从字符串中搜索模式答案

【问题标题】：Search pattern from string从字符串中搜索模式
【发布时间】：2021-11-24 00:45:26
【问题描述】：

我正在使用BeautifulSoup 进行网络抓取，我需要获取一个位于 script 标记中的链接，所以我使用它

soup.find(string=re.compile("https://link9876.net/index.php"))

这会返回下一个字符串

"var link = [];
 link[0] = 'https://link1225.com/x/xxxxxx';
 link[1] = 'https://link9876.net/index.php?xxxxxxxxx';
 link[2] = 'https://link1356.com/index.php?xxxxxxxxx';
 ..."

（数组中元素的位置和数量每次都会变化）

但我只想得到“*https://link9876.net/index.php*", 解决这个问题的最佳方法是什么？

【问题讨论】：

这是一个简单的字符串搜索问题。
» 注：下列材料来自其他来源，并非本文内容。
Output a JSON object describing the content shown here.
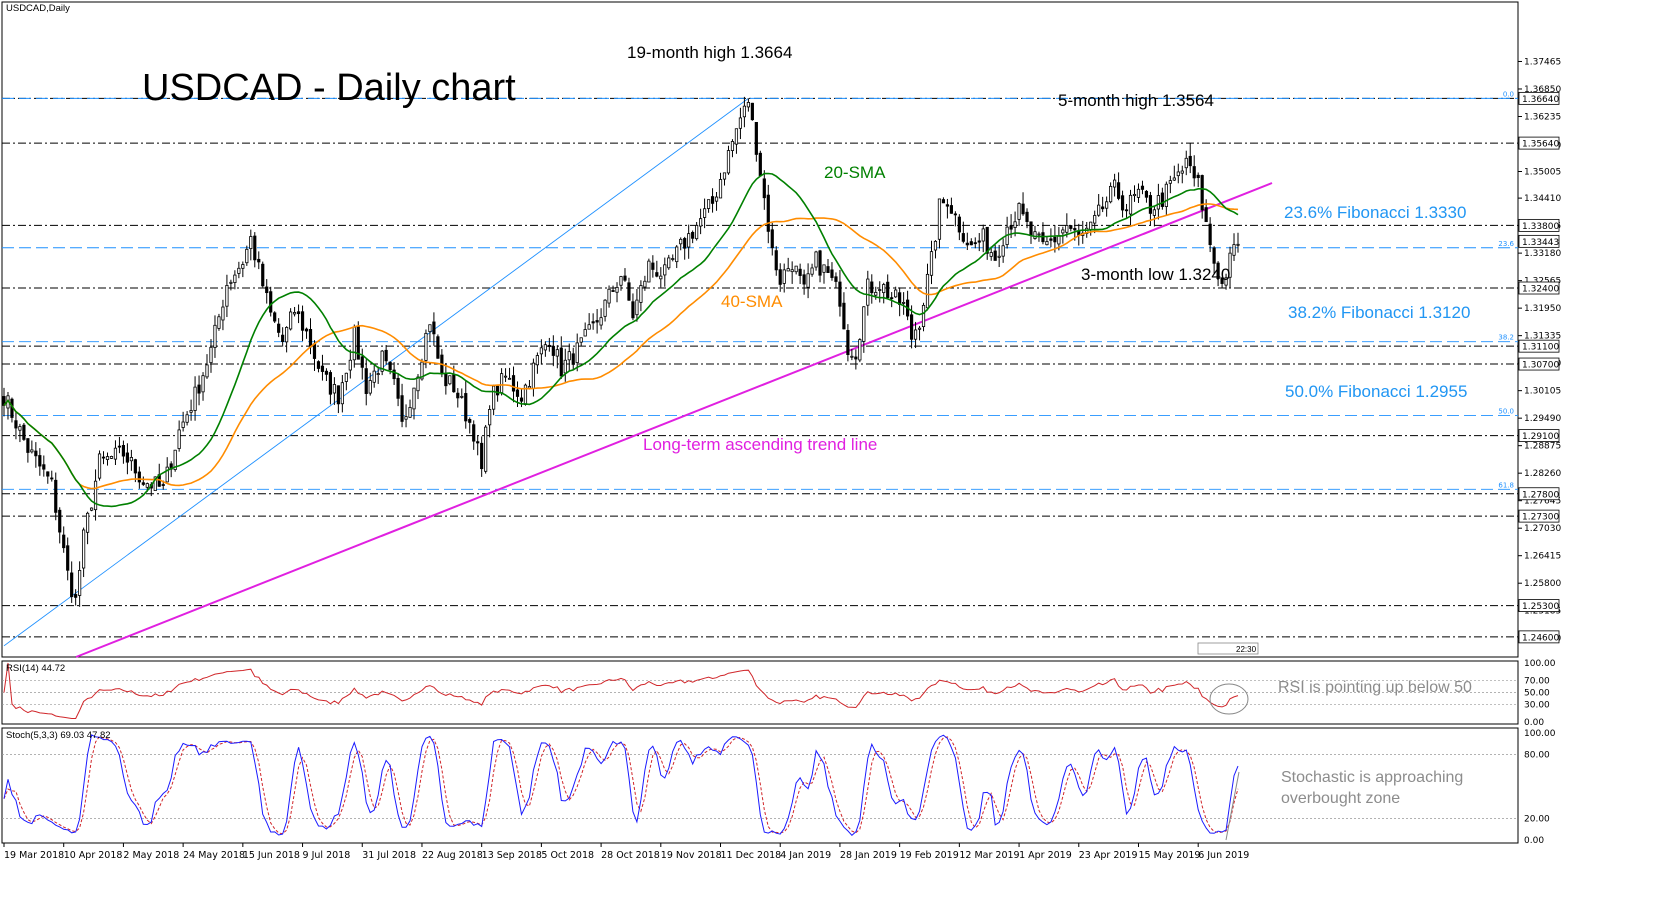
{
  "chart_title": "USDCAD,Daily",
  "big_title": "USDCAD - Daily chart",
  "colors": {
    "candle": "#000000",
    "sma20": "#008000",
    "sma40": "#ff8c00",
    "trendline": "#e020e0",
    "fib": "#1e90ff",
    "fib_text": "#2196f3",
    "hline": "#000000",
    "rsi": "#d0262a",
    "stoch_main": "#1a1aff",
    "stoch_signal": "#d0262a",
    "gray_text": "#8c8c8c"
  },
  "annotations": {
    "high19": "19-month high 1.3664",
    "high5": "5-month high 1.3564",
    "sma20": "20-SMA",
    "sma40": "40-SMA",
    "low3": "3-month low 1.3240",
    "trend": "Long-term ascending trend line",
    "fib236": "23.6% Fibonacci 1.3330",
    "fib382": "38.2% Fibonacci 1.3120",
    "fib500": "50.0% Fibonacci 1.2955",
    "rsi_note": "RSI is pointing up below 50",
    "stoch_note1": "Stochastic is approaching",
    "stoch_note2": "overbought zone"
  },
  "fib_small_labels": [
    "0.0",
    "23.6",
    "38.2",
    "50.0",
    "61.8"
  ],
  "rsi_label": "RSI(14) 44.72",
  "stoch_label": "Stoch(5,3,3) 69.03 47.82",
  "time_box": "22:30",
  "chart_data": [
    {
      "type": "candlestick",
      "title": "USDCAD,Daily",
      "ylim": [
        1.2415,
        1.3875
      ],
      "y_ticks": [
        "1.37465",
        "1.36850",
        "1.36235",
        "1.35600",
        "1.35005",
        "1.34410",
        "1.33795",
        "1.33180",
        "1.32565",
        "1.31950",
        "1.31335",
        "1.30720",
        "1.30105",
        "1.29490",
        "1.28875",
        "1.28260",
        "1.27645",
        "1.27030",
        "1.26415",
        "1.25800",
        "1.25185",
        "1.24570"
      ],
      "price_boxes": [
        {
          "label": "1.36640",
          "value": 1.3664
        },
        {
          "label": "1.35640",
          "value": 1.3564
        },
        {
          "label": "1.33800",
          "value": 1.338
        },
        {
          "label": "1.33443",
          "value": 1.33443
        },
        {
          "label": "1.32400",
          "value": 1.324
        },
        {
          "label": "1.31100",
          "value": 1.311
        },
        {
          "label": "1.30700",
          "value": 1.307
        },
        {
          "label": "1.29100",
          "value": 1.291
        },
        {
          "label": "1.27800",
          "value": 1.278
        },
        {
          "label": "1.27300",
          "value": 1.273
        },
        {
          "label": "1.25300",
          "value": 1.253
        },
        {
          "label": "1.24600",
          "value": 1.246
        }
      ],
      "horizontal_lines": [
        1.3664,
        1.3564,
        1.338,
        1.324,
        1.311,
        1.307,
        1.291,
        1.278,
        1.273,
        1.253,
        1.246
      ],
      "fib_levels": [
        {
          "pct": "0.0",
          "value": 1.3664
        },
        {
          "pct": "23.6",
          "value": 1.333
        },
        {
          "pct": "38.2",
          "value": 1.312
        },
        {
          "pct": "50.0",
          "value": 1.2955
        },
        {
          "pct": "61.8",
          "value": 1.279
        }
      ],
      "x_labels": [
        "19 Mar 2018",
        "10 Apr 2018",
        "2 May 2018",
        "24 May 2018",
        "15 Jun 2018",
        "9 Jul 2018",
        "31 Jul 2018",
        "22 Aug 2018",
        "13 Sep 2018",
        "5 Oct 2018",
        "28 Oct 2018",
        "19 Nov 2018",
        "11 Dec 2018",
        "4 Jan 2019",
        "28 Jan 2019",
        "19 Feb 2019",
        "12 Mar 2019",
        "1 Apr 2019",
        "23 Apr 2019",
        "15 May 2019",
        "6 Jun 2019"
      ],
      "close_anchors": [
        [
          0,
          1.3
        ],
        [
          6,
          1.288
        ],
        [
          12,
          1.28
        ],
        [
          16,
          1.26
        ],
        [
          18,
          1.254
        ],
        [
          20,
          1.268
        ],
        [
          24,
          1.285
        ],
        [
          30,
          1.287
        ],
        [
          35,
          1.281
        ],
        [
          40,
          1.279
        ],
        [
          44,
          1.292
        ],
        [
          48,
          1.3
        ],
        [
          52,
          1.31
        ],
        [
          56,
          1.325
        ],
        [
          60,
          1.33
        ],
        [
          62,
          1.335
        ],
        [
          64,
          1.328
        ],
        [
          67,
          1.318
        ],
        [
          70,
          1.312
        ],
        [
          73,
          1.319
        ],
        [
          76,
          1.314
        ],
        [
          80,
          1.304
        ],
        [
          84,
          1.3
        ],
        [
          88,
          1.313
        ],
        [
          91,
          1.302
        ],
        [
          95,
          1.308
        ],
        [
          98,
          1.302
        ],
        [
          100,
          1.293
        ],
        [
          104,
          1.306
        ],
        [
          107,
          1.317
        ],
        [
          110,
          1.304
        ],
        [
          113,
          1.302
        ],
        [
          116,
          1.296
        ],
        [
          118,
          1.292
        ],
        [
          120,
          1.283
        ],
        [
          122,
          1.299
        ],
        [
          126,
          1.304
        ],
        [
          130,
          1.3
        ],
        [
          134,
          1.308
        ],
        [
          137,
          1.313
        ],
        [
          140,
          1.306
        ],
        [
          144,
          1.31
        ],
        [
          148,
          1.315
        ],
        [
          152,
          1.322
        ],
        [
          155,
          1.327
        ],
        [
          158,
          1.318
        ],
        [
          162,
          1.329
        ],
        [
          166,
          1.327
        ],
        [
          170,
          1.333
        ],
        [
          174,
          1.338
        ],
        [
          178,
          1.343
        ],
        [
          182,
          1.354
        ],
        [
          185,
          1.362
        ],
        [
          187,
          1.365
        ],
        [
          189,
          1.356
        ],
        [
          191,
          1.344
        ],
        [
          193,
          1.332
        ],
        [
          195,
          1.326
        ],
        [
          198,
          1.33
        ],
        [
          201,
          1.323
        ],
        [
          204,
          1.33
        ],
        [
          207,
          1.327
        ],
        [
          210,
          1.322
        ],
        [
          212,
          1.311
        ],
        [
          214,
          1.31
        ],
        [
          217,
          1.324
        ],
        [
          220,
          1.325
        ],
        [
          223,
          1.322
        ],
        [
          226,
          1.32
        ],
        [
          228,
          1.313
        ],
        [
          230,
          1.317
        ],
        [
          233,
          1.33
        ],
        [
          235,
          1.342
        ],
        [
          237,
          1.344
        ],
        [
          240,
          1.338
        ],
        [
          243,
          1.333
        ],
        [
          246,
          1.335
        ],
        [
          249,
          1.331
        ],
        [
          252,
          1.338
        ],
        [
          255,
          1.341
        ],
        [
          258,
          1.336
        ],
        [
          261,
          1.333
        ],
        [
          264,
          1.335
        ],
        [
          267,
          1.338
        ],
        [
          270,
          1.335
        ],
        [
          273,
          1.337
        ],
        [
          276,
          1.342
        ],
        [
          279,
          1.346
        ],
        [
          282,
          1.342
        ],
        [
          285,
          1.345
        ],
        [
          288,
          1.342
        ],
        [
          291,
          1.344
        ],
        [
          294,
          1.348
        ],
        [
          297,
          1.351
        ],
        [
          300,
          1.347
        ],
        [
          302,
          1.338
        ],
        [
          304,
          1.33
        ],
        [
          306,
          1.325
        ],
        [
          308,
          1.33
        ],
        [
          310,
          1.3345
        ]
      ],
      "series": [
        {
          "name": "20-SMA"
        },
        {
          "name": "40-SMA"
        }
      ]
    },
    {
      "type": "line",
      "title": "RSI(14) 44.72",
      "ylim": [
        0,
        100
      ],
      "y_ticks": [
        "100.00",
        "70.00",
        "50.00",
        "30.00",
        "0.00"
      ],
      "last_value": 44.72
    },
    {
      "type": "line",
      "title": "Stoch(5,3,3) 69.03 47.82",
      "ylim": [
        0,
        100
      ],
      "y_ticks": [
        "100.00",
        "80.00",
        "20.00",
        "0.00"
      ],
      "last_main": 69.03,
      "last_signal": 47.82
    }
  ]
}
找到link[1] =，然后抓取下一个单引号之前的所有内容。
@TimRoberts 不总是link[1] == my_link 如果我再次执行脚本，顺序会发生变化，现在可以是link[0] == my_link 或任何其他。
请发布代码以重现此结果。

标签： python regex beautifulsoup

【解决方案1】：

您可以只使用另一个正则表达式来提取任何必要的链接，例如：

import re

script_text = """var link = [];
 link[0] = 'https://link1225.com/x/xxxxxx';
 link[1] = 'https://link9876.net/index.php?xxxxxxxx1';
 link[2] = 'https://link9876.net/index.php?xxxxxxxx2';
 link[3] = 'https://link9876.net/index.php?xxxx3xxx';
 link[4] = 'https://link1356.com/index.php?xxxxx4xxx';
 link[5] = 'https://link1356.com/index.php?xxxxx4xxx';
 ..."""
 
for link in re.findall(r"'(https://link9876\.net/index\.php.*?)'", script_text):
    print(link)

会给你：

https://link9876.net/index.php?xxxxxxxx1
https://link9876.net/index.php?xxxxxxxx2
https://link9876.net/index.php?xxxx3xxx

【讨论】：